Despite the success of the project, it also reveals some of the limits to modern AI research. When teaching the AI how to read lips, the Oxford team used a carefully curated set of videos. Every person was facing forward, well-lit, and spoke in a standardized sentence structure.

For example: “Place blue in m 1 soon” was one of the standard three-second phrases used in the training consisting of a command, color, preposition, letter, number from 1-10, and an adverb. Every sentence follows that pattern. So the AI’s extraordinary accuracy might have to do with the fact that it was trained and tested in extraordinary conditions. If asked to read the lips of random YouTube videos, for instance, the results would probably be much less accurate.

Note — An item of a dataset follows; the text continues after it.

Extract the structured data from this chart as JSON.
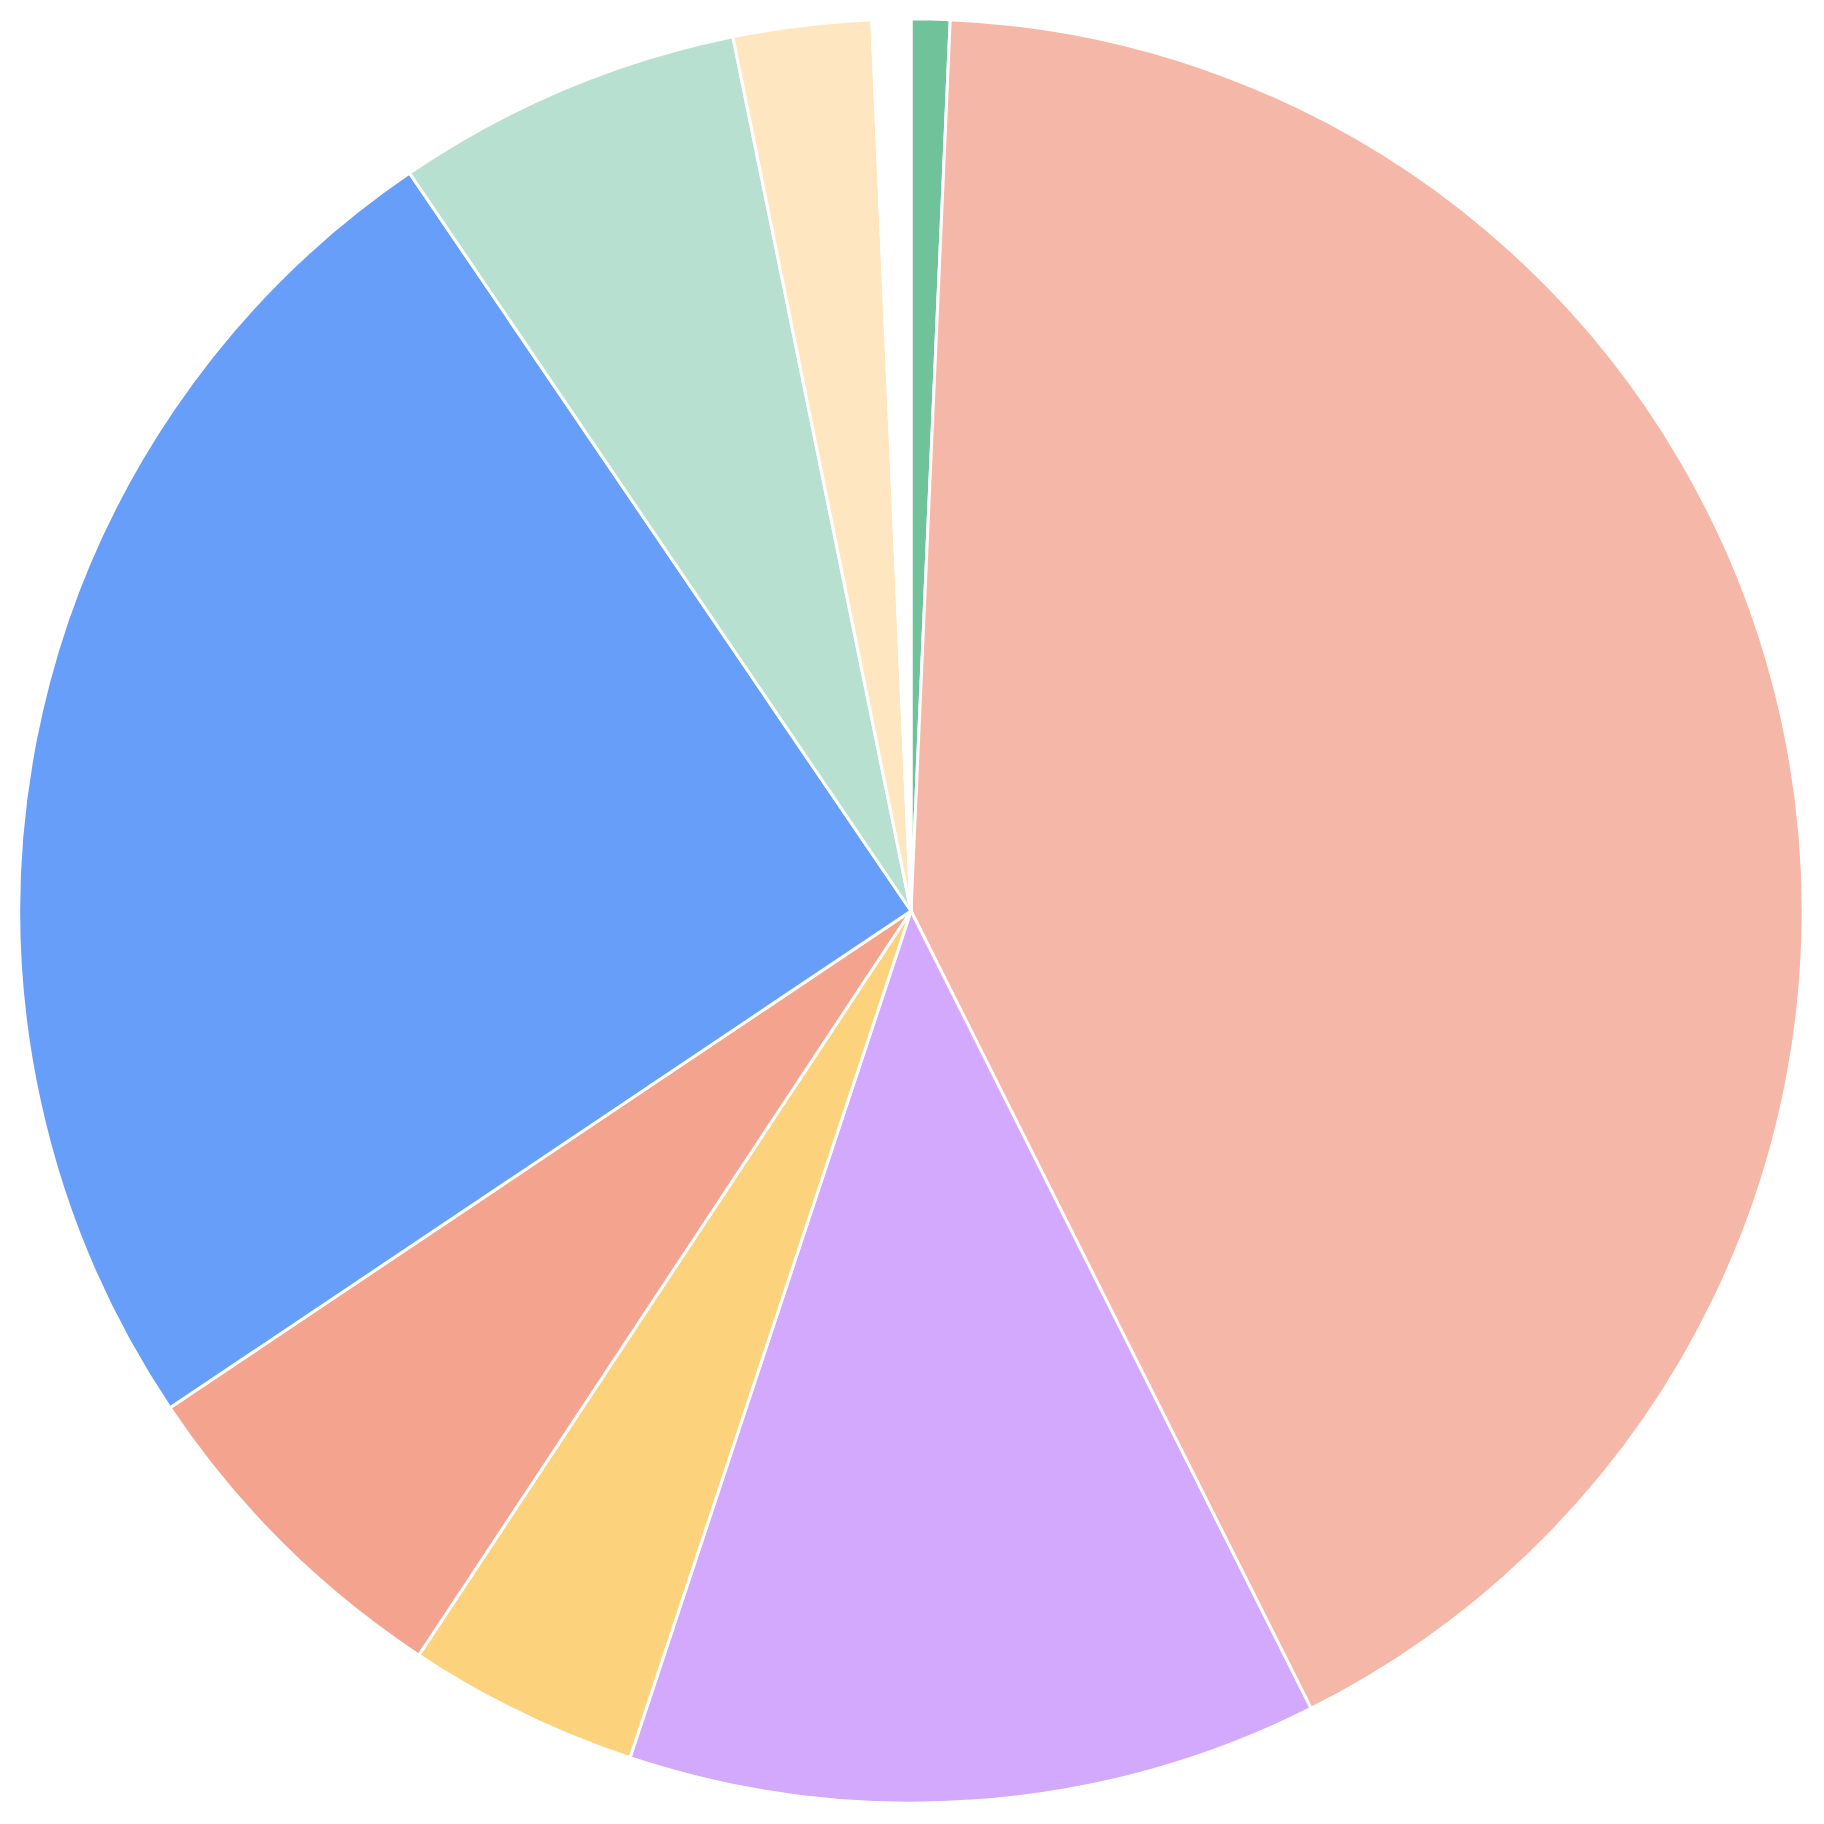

Some of the most interesting public discourse about AI papers happens afterwards on the vast expanse of Twitter. When other researchers pointed out that using such specialized training videos weren’t applicable to real-world results, author Nando de Freitas defended the results of his paper, noting that other video sets the team tried were too noisy. The other videos they tried were each too different from the last for the AI to draw meaningful conclusions—meaning a perfect data set just doesn’t exist yet. De Freitas wrote he was confident that given the correct data the AI has shown that it would be up to the task.

According to OpenAI’s Jack Clark, getting this to work in the real world will take three major improvements: a large amount of video of people speaking in real-world situations, getting the AI to be capable of reading lips from multiple angles, and varying the kinds of phrases the AI can predict.

“The technology has such obvious utility, though, that it seems inevitable to be built,” Clark writes. Teaching AI to read lips is a base skill that can be applied to countless situations. A similar system could be used to help the hearing-impaired understand conversations around them, or augment other forms of AI that listens to video sound and rapidly generate accurate captions.

Correction: A previous version of this article inaccurately inferred that LipNet is an Alphabet DeepMind project. In fact, while the project is funded in part by DeepMind, all IP resulting from LipNet belongs solely to Oxford University.